A super important one is to exercise. Make sure you’re taking care of your body. If you’re not, then you’re not taking care of your mind. Sometimes this can be time consuming, so break it up throughout the day. Rather than carving out an hour to go to the gym, do push ups (sit ups, jog in place, etc) every hour. It doesn’t take up that much time anymore. And in those few seconds you spare to exercise, your mind is clear. Note- Throwing a one song dance party is an acceptable form of cardio.
Reach a goal. It doesn’t have to be something crazy hard or time consuming like finishing a novel. It could be as easy as taking out the trash or staying off the internet for an hour (okay this one might not be as easy). But writing down a goal and getting to check it off brings a great sense of accomplishment that is inspiring. That feeling is indescribable.
All or any of these things will help keep you creative, even if you don’t necessarily have the time (or energy, in my case) to work creatively.
4 thoughts on “Staying Creative (When You’re Busy)”
Timely post. I'm still trying to find a balance. My current WIP is starting to annoy me. I could (a) push through it and *hope* I don't get burned out, or (b) give it a break and lose the momentum I've built up.
Le sigh. In the mean time, I've been getting my creativity fix from adding video/audio to my blog. Hopefully I'll soon come back to the WIP with renewed creativity 😉
I loved reading through your list of things to do to keep your creative juices going when you are not writing.
*whew* Lots of things!
I read with great interest about playing the piano. My Mom played for the church throughout our childhood and she practiced often. Those songs play throughout my head now and all through my life. I still see myself walking across the missile deck on a ship in the middle of the night, a .45 slung on my side as I protected nuclear warheads from theft, singing those old songs to the beat of Mom's playing!

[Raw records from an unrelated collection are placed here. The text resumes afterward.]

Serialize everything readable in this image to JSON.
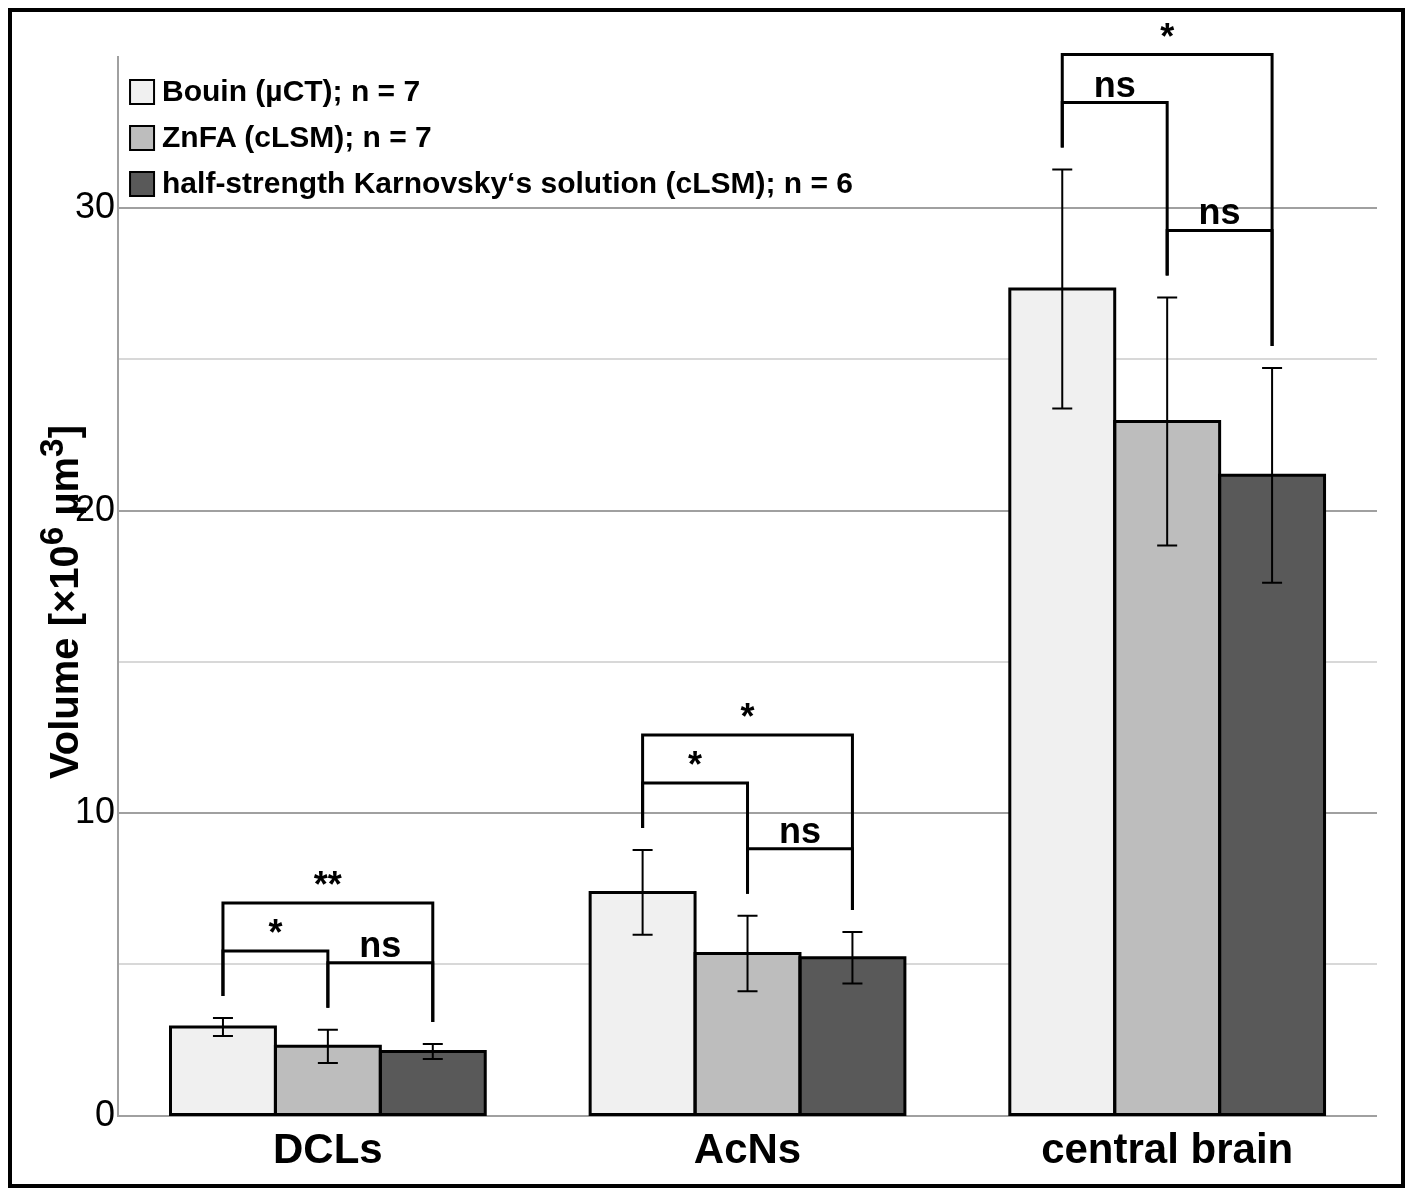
{
  "chart_data": {
    "type": "bar",
    "ylabel": "Volume [×10$^{6}$ µm$^{3}$]",
    "categories": [
      "DCLs",
      "AcNs",
      "central brain"
    ],
    "series": [
      {
        "name": "Bouin (µCT); n = 7",
        "color": "#f0f0f0",
        "values": [
          2.93,
          7.38,
          27.33
        ],
        "errors": [
          0.3,
          1.4,
          3.95
        ]
      },
      {
        "name": "ZnFA (cLSM); n = 7",
        "color": "#bdbdbd",
        "values": [
          2.29,
          5.36,
          22.95
        ],
        "errors": [
          0.55,
          1.25,
          4.1
        ]
      },
      {
        "name": "half-strength Karnovsky‘s solution (cLSM); n = 6",
        "color": "#595959",
        "values": [
          2.12,
          5.22,
          21.17
        ],
        "errors": [
          0.25,
          0.85,
          3.55
        ]
      }
    ],
    "ylim": [
      0,
      35
    ],
    "yticks": [
      0,
      {
        "value": 5,
        "label": null
      },
      10,
      {
        "value": 15,
        "label": null
      },
      20,
      {
        "value": 25,
        "label": null
      },
      30
    ],
    "grid": "y",
    "legend": "top left",
    "annotations": [
      "*",
      "ns",
      "**",
      "*",
      "ns",
      "*",
      "ns",
      "ns",
      "*"
    ]
  }
}
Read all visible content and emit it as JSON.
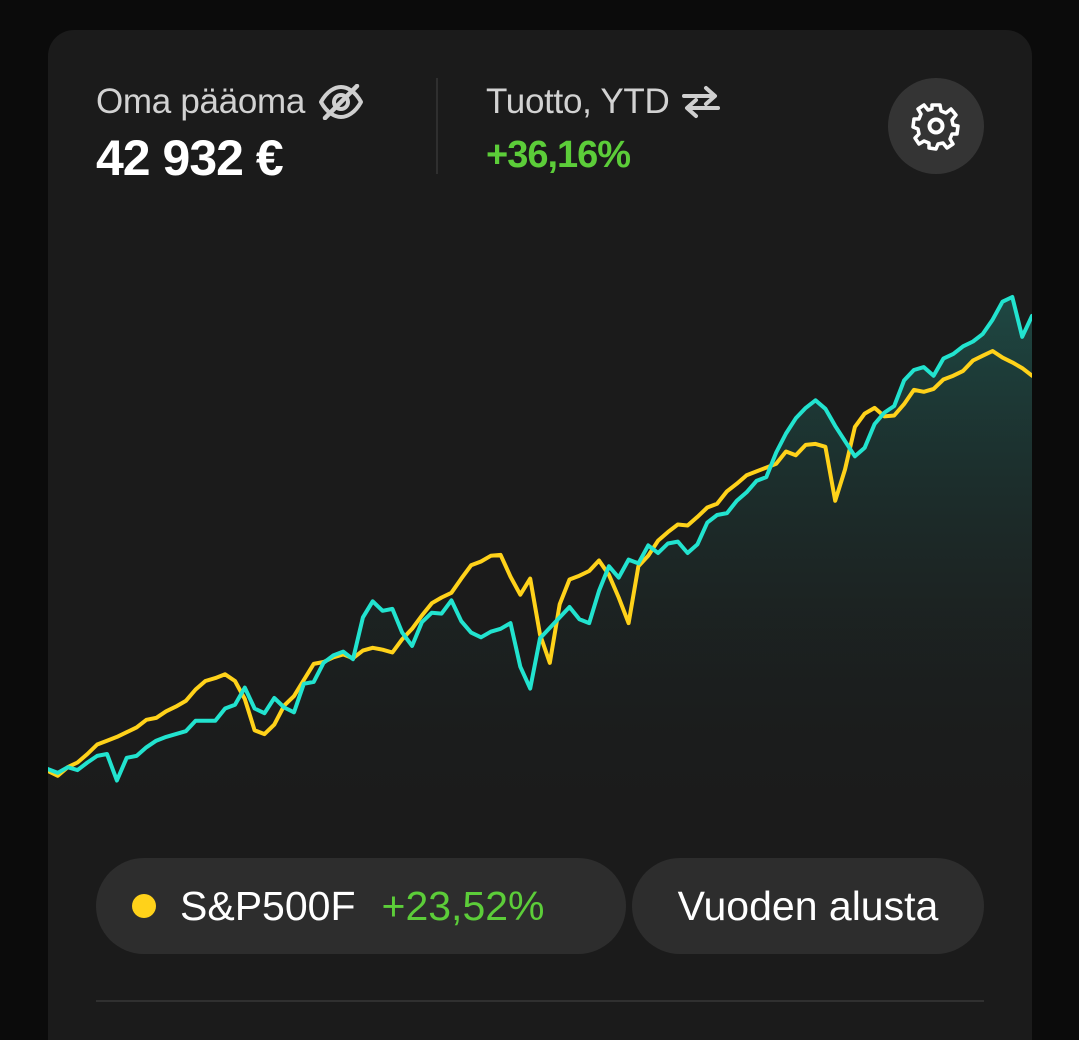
{
  "equity": {
    "label": "Oma pääoma",
    "value": "42 932 €",
    "hide_icon": "eye-off-icon"
  },
  "ytd_return": {
    "label": "Tuotto, YTD",
    "value": "+36,16%",
    "swap_icon": "swap-arrows-icon"
  },
  "settings": {
    "icon": "gear-icon"
  },
  "benchmark": {
    "name": "S&P500F",
    "change": "+23,52%",
    "dot_color": "#ffd21a"
  },
  "period": {
    "label": "Vuoden alusta"
  },
  "colors": {
    "portfolio": "#22e3cf",
    "benchmark": "#ffd21a",
    "positive": "#5ccd39",
    "card": "#1b1b1b"
  },
  "chart_data": {
    "type": "line",
    "x": [
      0,
      1,
      2,
      3,
      4,
      5,
      6,
      7,
      8,
      9,
      10,
      11,
      12,
      13,
      14,
      15,
      16,
      17,
      18,
      19,
      20,
      21,
      22,
      23,
      24,
      25,
      26,
      27,
      28,
      29,
      30,
      31,
      32,
      33,
      34,
      35,
      36,
      37,
      38,
      39,
      40,
      41,
      42,
      43,
      44,
      45,
      46,
      47,
      48,
      49,
      50,
      51,
      52,
      53,
      54,
      55,
      56,
      57,
      58,
      59,
      60,
      61,
      62,
      63,
      64,
      65,
      66,
      67,
      68,
      69,
      70,
      71,
      72,
      73,
      74,
      75,
      76,
      77,
      78,
      79,
      80,
      81,
      82,
      83,
      84,
      85,
      86,
      87,
      88,
      89,
      90,
      91,
      92,
      93,
      94,
      95,
      96,
      97,
      98,
      99,
      100
    ],
    "series": [
      {
        "values": [
          0.2,
          -0.2,
          0.4,
          0.1,
          0.9,
          1.6,
          1.8,
          -1.0,
          1.4,
          1.6,
          2.5,
          3.2,
          3.6,
          3.9,
          4.2,
          5.3,
          5.3,
          5.3,
          6.6,
          7.0,
          8.8,
          6.6,
          6.1,
          7.7,
          6.7,
          6.2,
          9.2,
          9.4,
          11.4,
          12.2,
          12.6,
          11.8,
          16.2,
          17.9,
          16.9,
          17.1,
          14.6,
          13.2,
          15.7,
          16.7,
          16.6,
          18.0,
          15.8,
          14.6,
          14.1,
          14.7,
          15.0,
          15.6,
          11.0,
          8.7,
          14.0,
          15.1,
          16.2,
          17.3,
          16.0,
          15.6,
          19.0,
          21.6,
          20.4,
          22.3,
          21.9,
          23.8,
          23.0,
          24.0,
          24.2,
          23.0,
          23.9,
          26.2,
          27.0,
          27.2,
          28.5,
          29.4,
          30.6,
          31.0,
          33.6,
          35.6,
          37.2,
          38.3,
          39.1,
          38.2,
          36.4,
          34.8,
          33.2,
          34.1,
          36.6,
          37.8,
          38.5,
          41.2,
          42.3,
          42.6,
          41.7,
          43.5,
          44.0,
          44.8,
          45.3,
          46.1,
          47.6,
          49.5,
          50.0,
          45.8,
          48.0
        ]
      },
      {
        "values": [
          0.0,
          -0.5,
          0.4,
          0.9,
          1.8,
          2.8,
          3.2,
          3.6,
          4.1,
          4.6,
          5.4,
          5.6,
          6.3,
          6.8,
          7.4,
          8.6,
          9.5,
          9.8,
          10.2,
          9.5,
          7.6,
          4.3,
          3.9,
          4.9,
          6.9,
          7.9,
          9.6,
          11.3,
          11.5,
          12.0,
          12.3,
          11.9,
          12.7,
          13.0,
          12.8,
          12.5,
          13.9,
          15.0,
          16.4,
          17.7,
          18.3,
          18.8,
          20.3,
          21.7,
          22.1,
          22.7,
          22.8,
          20.5,
          18.6,
          20.3,
          14.4,
          11.4,
          17.6,
          20.2,
          20.6,
          21.1,
          22.2,
          20.7,
          18.3,
          15.6,
          21.6,
          22.7,
          24.3,
          25.2,
          26.0,
          25.9,
          26.8,
          27.8,
          28.2,
          29.5,
          30.3,
          31.2,
          31.6,
          32.0,
          32.4,
          33.7,
          33.3,
          34.4,
          34.5,
          34.2,
          28.5,
          31.8,
          36.3,
          37.7,
          38.3,
          37.4,
          37.5,
          38.7,
          40.2,
          40.0,
          40.3,
          41.3,
          41.7,
          42.2,
          43.3,
          43.8,
          44.3,
          43.6,
          43.1,
          42.5,
          41.7
        ]
      }
    ],
    "ylim": [
      -2,
      52
    ],
    "grid": false,
    "legend": "none"
  }
}
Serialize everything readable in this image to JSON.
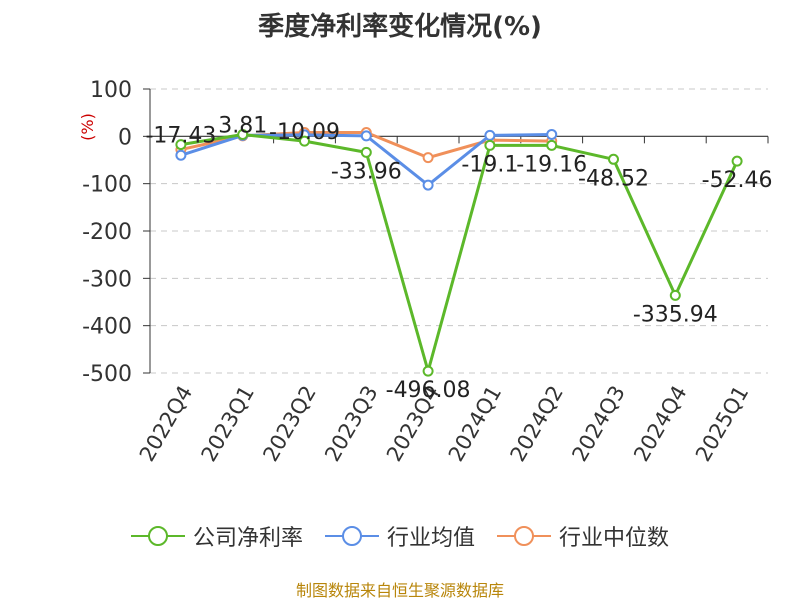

Have you thought of buying a portable Piano Keyboard? They don't take up a lot of room for you can stow them standing on end and then unfold the platform and plug it in when you are reading to play.
I work on my inventions or other electric and mechanical things when I am not writing. I also take my books to read and study.
Anyway, I loved reading your blog! Thanks for sharing.
I've been trying to slowly teach myself to sketch because I have fleeting pipe dreams of illustrating textbooks (or just educational blog posts) one day. Due to my limited time, it's not going very well.
What's going great is my love for foreign languages. Thanks to Duolingo, I've managed to become semi-fluent in Portuguese over the last year. It's how I keep creative.
I find it’s easier to work with an empty page when I wake up. When I’m writing-heavy, I try to wake up early before work and write three pages in a distraction-free environment. When I come home, I go through the ideas and build on what morsels are working.
Good thoughts on writing on paper, but it can be time intensive to copy those down onto a computer. Have you considered trying a distraction-free device? My wife and I use a Pomera DM20 when we don’t want distractions or while we travel. The keyboard is in Japanese, but the UI can be toggled to English and is easy enough to figure out, with a little practice. I plan on posting instructions to our blog soon.